Download the time domain data from [here](https://github.com/biswajitsahoo1111/cbm_codes_open/blob/master/notebooks/data/CWRU_48k_load_1_CNN_data.npz) and run the following cells. See [this notebook](https://github.com/biswajitsahoo1111/cbm_codes_open/blob/master/notebooks/CWRU_time_domain_data_preprocessing.ipynb) to understand how the time domain data was prepared at the first place. This data will be used later in [deep learning demonstration](https://github.com/biswajitsahoo1111/cbm_codes_open/blob/master/notebooks/Deep_Learning_CWRU_Blog.ipynb). We use the same time domain data and calculate features from it.

In [3]:
file = np.load("./data/CWRU_48k_load_1_CNN_data.npz")
print(file.files)

['data', 'labels']


In [4]:
data = file['data']
labels = file['labels']
print(data.shape, labels.shape)

(4600, 32, 32) (4600,)


We divide the raw signal into segments of length 1024 each. For each fault type we collect 460 segments. There are 10 fault types, so we get 4600 segments in total.
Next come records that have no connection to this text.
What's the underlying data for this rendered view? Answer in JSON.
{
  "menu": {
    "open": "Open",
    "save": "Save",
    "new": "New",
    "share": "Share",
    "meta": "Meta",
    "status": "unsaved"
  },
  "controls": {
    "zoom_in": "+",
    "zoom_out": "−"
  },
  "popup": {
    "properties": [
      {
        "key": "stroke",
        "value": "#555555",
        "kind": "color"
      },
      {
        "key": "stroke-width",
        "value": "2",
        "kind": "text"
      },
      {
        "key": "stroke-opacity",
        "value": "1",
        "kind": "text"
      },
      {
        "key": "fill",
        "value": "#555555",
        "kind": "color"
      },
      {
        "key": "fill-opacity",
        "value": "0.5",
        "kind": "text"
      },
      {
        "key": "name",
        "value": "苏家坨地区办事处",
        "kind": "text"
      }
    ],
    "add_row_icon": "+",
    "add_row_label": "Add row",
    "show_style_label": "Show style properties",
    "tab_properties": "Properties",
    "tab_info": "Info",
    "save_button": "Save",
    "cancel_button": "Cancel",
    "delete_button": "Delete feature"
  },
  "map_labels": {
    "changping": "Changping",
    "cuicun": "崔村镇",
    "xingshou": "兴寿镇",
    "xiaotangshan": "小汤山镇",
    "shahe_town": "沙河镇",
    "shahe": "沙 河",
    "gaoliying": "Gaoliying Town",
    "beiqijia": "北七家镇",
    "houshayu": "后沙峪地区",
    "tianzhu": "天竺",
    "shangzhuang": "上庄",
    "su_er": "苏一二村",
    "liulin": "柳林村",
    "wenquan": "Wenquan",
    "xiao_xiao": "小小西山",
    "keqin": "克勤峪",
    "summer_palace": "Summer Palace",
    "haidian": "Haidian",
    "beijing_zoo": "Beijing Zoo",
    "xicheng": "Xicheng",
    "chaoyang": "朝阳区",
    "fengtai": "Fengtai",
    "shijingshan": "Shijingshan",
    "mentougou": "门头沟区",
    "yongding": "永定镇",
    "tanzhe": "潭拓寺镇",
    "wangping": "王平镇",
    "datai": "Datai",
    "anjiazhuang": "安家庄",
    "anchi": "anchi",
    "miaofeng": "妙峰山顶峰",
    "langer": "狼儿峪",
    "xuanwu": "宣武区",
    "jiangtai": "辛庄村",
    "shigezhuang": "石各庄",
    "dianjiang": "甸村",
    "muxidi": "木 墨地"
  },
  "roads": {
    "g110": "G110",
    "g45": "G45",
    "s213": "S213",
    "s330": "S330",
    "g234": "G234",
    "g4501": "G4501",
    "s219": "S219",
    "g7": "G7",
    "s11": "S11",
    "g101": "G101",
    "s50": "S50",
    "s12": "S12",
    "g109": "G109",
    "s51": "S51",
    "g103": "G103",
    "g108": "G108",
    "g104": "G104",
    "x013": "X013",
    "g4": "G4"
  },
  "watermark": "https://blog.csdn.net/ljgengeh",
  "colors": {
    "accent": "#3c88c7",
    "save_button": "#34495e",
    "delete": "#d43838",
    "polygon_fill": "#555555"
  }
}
As the data were prepared for a CNN task, we further resize the data into a size of $(32 \times 32)$. So final size of data becomes $(4600 \times 32 \times 32)$.  

In [5]:
np.unique(labels)

array(['Ball_007', 'Ball_014', 'Ball_021', 'IR_007', 'IR_014', 'IR_021',
       'Normal', 'OR_007', 'OR_014', 'OR_021'], dtype='<U8')

In [6]:
resized_data = np.reshape(data, (2300,2048))
resized_data.shape

(2300, 2048)

We resize the data this way because for shallow leraning applications we consider segments of length 2048 and calculate features using the data of this segment. There is no particular reason in choosing segments of length 2048 as opposed to 1024 or 4096 or any othre number. One consideration might be the amount of raw data available. If we select a larger segment length, we will get less number of segments. And if we need more segments (this is a need in machine learning), we keep the segment length short. However, keep in mind that reducing the segment length to an arbitrarily small number might not be that useful as small segments might not capture useful events that are characteristic of bearing faults. It so happens that the author chose a segment length of 2048 for this dataset and the resulting feature matrix yielded excellent results. Thus, the author has not changed the segment length ever since.
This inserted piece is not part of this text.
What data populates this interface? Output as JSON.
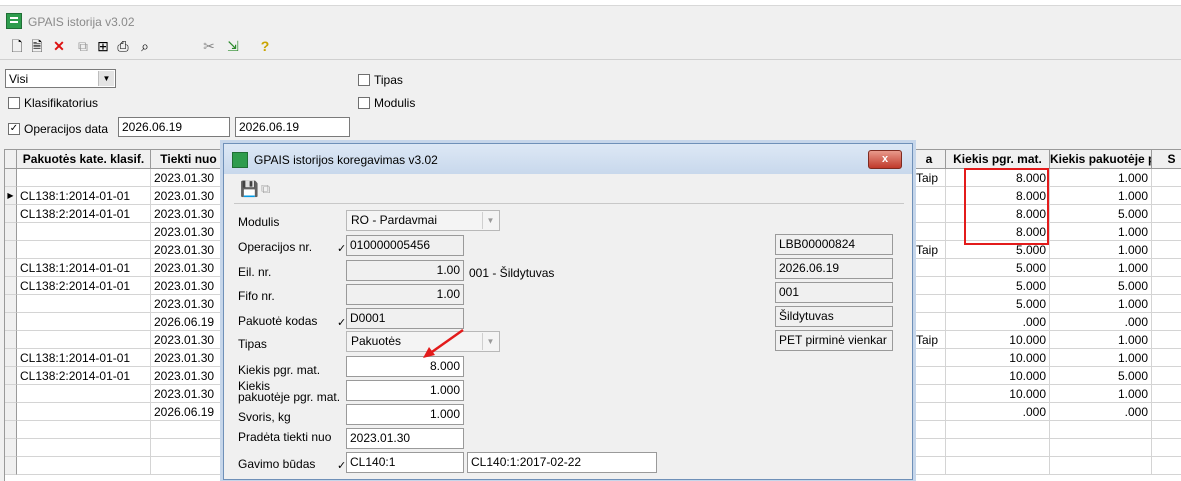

Now save the data in npy file and load it in matlab. [Refer to this page](https://github.com/kwikteam/npy-matlab) that explains the procedure to read npy files into MATLAB.

In [7]:
np.save("cwru_resized", resized_data)

The code in the cell below is in MATLAB. Don't run it in Python.

In [8]:
# This is matlab code

# data = readNPY('cwru_resized.npy');
# matrix = NaN(2300,8);
# for i = 1:size(data,1)
#     [~,~,~,energy] = modwpt(data(i,:),'sym8',3); % Read matlab documentation to figure out what this line does
#     matrix(i,:) = energy;
# end
# csvwrite("check_cwru_energy.csv",matrix)

Now, if you have MATLAB installed in your system, you can run the commands in the above cell in MATLAB and compare the saved csv file `check_cwru_energy.csv` with [feature_wav_energy8_48k_2048_load_1.csv](https://github.com/biswajitsahoo1111/cbm_codes_open/blob/master/notebooks/data/feature_wav_energy8_48k_2048_load_1.csv) that is available at the author's github page. You will observe that data in both the files are identical. If you don't have MATLAB installed in you system, you have to accept my word that data in both the files are indeed identical. Similarly, other features matrices can now be computed.